In contrast to her earlier music, this new album is undeniably sunnier. Zauner's past two albums were both deep dives into grief that carried listeners through the shadowiness of the collective unconscious. Her first, Psychopomp, was written in a haze of grief after her mother's death; the fact that it launched her to indie stardom was a surprise to her, but since then she has continued to create furiously, directing several music videos and hosting a video series on the relationship between food and migration, among other events. Her first novel, Crying in H Mart, also details her mother's life through the lens of her death.

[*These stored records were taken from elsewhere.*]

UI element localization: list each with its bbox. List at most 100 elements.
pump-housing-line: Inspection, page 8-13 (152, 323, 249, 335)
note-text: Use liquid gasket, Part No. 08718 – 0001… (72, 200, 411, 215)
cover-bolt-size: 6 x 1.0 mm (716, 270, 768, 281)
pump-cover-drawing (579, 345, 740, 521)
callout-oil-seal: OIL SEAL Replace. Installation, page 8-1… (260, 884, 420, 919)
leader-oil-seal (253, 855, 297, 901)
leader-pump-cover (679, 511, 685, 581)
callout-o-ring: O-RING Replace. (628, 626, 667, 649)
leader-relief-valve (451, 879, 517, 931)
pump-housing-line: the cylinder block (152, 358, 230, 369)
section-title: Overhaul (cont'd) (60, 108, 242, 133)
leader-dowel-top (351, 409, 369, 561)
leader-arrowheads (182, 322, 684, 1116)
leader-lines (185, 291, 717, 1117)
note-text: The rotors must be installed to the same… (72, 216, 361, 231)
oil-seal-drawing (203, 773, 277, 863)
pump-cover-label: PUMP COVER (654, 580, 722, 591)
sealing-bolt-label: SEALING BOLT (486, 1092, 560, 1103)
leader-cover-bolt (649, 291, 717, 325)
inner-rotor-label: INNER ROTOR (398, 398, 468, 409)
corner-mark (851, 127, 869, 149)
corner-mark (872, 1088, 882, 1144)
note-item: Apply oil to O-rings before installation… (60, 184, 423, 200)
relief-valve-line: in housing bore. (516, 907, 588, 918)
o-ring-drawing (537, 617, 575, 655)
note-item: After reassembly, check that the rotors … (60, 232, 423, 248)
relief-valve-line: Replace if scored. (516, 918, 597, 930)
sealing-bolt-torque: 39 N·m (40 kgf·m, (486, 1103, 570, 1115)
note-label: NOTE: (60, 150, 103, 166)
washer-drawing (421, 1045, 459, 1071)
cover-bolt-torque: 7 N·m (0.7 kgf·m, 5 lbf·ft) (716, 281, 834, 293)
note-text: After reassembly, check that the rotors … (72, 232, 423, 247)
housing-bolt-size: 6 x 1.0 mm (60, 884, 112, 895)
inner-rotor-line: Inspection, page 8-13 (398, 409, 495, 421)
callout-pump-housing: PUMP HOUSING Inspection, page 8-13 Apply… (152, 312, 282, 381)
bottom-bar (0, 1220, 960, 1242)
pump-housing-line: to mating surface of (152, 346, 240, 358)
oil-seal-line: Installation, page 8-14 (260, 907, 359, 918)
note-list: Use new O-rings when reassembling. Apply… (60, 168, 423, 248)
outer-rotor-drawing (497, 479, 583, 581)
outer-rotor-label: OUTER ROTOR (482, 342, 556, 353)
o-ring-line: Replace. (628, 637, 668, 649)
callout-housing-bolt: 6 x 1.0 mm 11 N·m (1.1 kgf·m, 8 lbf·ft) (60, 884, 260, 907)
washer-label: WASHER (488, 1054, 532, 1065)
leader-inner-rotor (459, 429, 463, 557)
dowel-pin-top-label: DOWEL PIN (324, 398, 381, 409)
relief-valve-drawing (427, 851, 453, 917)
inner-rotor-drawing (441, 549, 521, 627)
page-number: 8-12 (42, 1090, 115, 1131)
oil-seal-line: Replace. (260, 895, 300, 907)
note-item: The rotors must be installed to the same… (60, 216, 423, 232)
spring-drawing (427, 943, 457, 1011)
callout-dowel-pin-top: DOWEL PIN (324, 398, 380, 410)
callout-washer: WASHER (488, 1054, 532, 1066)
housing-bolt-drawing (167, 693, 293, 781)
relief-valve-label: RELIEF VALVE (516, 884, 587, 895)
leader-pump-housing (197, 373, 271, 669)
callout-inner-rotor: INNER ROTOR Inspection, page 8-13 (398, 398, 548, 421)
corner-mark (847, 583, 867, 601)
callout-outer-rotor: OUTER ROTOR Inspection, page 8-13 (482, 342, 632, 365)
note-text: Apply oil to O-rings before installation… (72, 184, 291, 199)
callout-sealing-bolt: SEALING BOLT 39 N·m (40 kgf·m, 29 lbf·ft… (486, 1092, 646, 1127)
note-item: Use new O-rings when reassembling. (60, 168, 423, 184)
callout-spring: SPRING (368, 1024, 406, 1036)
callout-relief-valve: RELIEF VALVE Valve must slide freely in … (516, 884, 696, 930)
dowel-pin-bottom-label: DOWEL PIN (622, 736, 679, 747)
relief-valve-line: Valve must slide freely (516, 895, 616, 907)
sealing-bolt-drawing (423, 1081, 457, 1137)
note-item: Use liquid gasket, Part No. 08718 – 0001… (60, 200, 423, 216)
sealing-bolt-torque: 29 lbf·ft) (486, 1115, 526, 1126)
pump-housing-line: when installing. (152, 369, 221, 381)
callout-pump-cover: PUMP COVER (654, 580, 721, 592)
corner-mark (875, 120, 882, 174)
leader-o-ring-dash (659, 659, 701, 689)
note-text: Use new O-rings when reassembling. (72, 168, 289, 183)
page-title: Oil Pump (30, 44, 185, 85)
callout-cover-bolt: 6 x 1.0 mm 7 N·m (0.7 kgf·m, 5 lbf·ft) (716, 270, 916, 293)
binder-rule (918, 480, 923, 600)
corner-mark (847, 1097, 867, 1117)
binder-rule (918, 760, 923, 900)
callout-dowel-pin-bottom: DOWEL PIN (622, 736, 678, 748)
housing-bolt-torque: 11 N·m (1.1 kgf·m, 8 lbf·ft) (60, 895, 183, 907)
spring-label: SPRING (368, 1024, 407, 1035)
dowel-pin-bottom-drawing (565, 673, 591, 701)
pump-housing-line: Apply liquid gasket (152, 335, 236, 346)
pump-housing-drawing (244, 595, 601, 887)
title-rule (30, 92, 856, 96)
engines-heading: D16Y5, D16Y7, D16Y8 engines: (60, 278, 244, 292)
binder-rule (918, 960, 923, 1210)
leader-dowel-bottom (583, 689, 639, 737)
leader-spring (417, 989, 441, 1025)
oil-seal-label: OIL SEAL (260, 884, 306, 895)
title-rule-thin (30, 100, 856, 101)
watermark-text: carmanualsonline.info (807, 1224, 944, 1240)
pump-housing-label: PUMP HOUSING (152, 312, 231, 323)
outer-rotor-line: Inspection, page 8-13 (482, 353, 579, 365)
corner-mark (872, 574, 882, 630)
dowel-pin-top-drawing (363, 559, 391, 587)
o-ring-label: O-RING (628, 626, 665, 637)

Now, despite its melancholy undertones, Jubilee reveals an ambitious artist determined to leave her past behind and expand her palate in every sense. She's looking to open her heart up to new emotions and new loves, and she's looking to elevate her music to new heights. She's looking to embrace ecstasy and happiness and pain and sorrow all at once, allowing herself to rise into the full complexity of being. By the time the album arrives at the gorgeous "Posing For Cars," perhaps the best song on the album, she seems to have reached some level of peace amidst the chaos. In light of that, maybe "Paprika" and all that comes after contain the sounds of a world ending as another one begins.
Posing For Cars www.youtube.com
Change and growth are never easy or linear, and they can come with a lot of pain, but at least here there's a sense of hope. And maybe that's enough reason for a jubilee, in the end.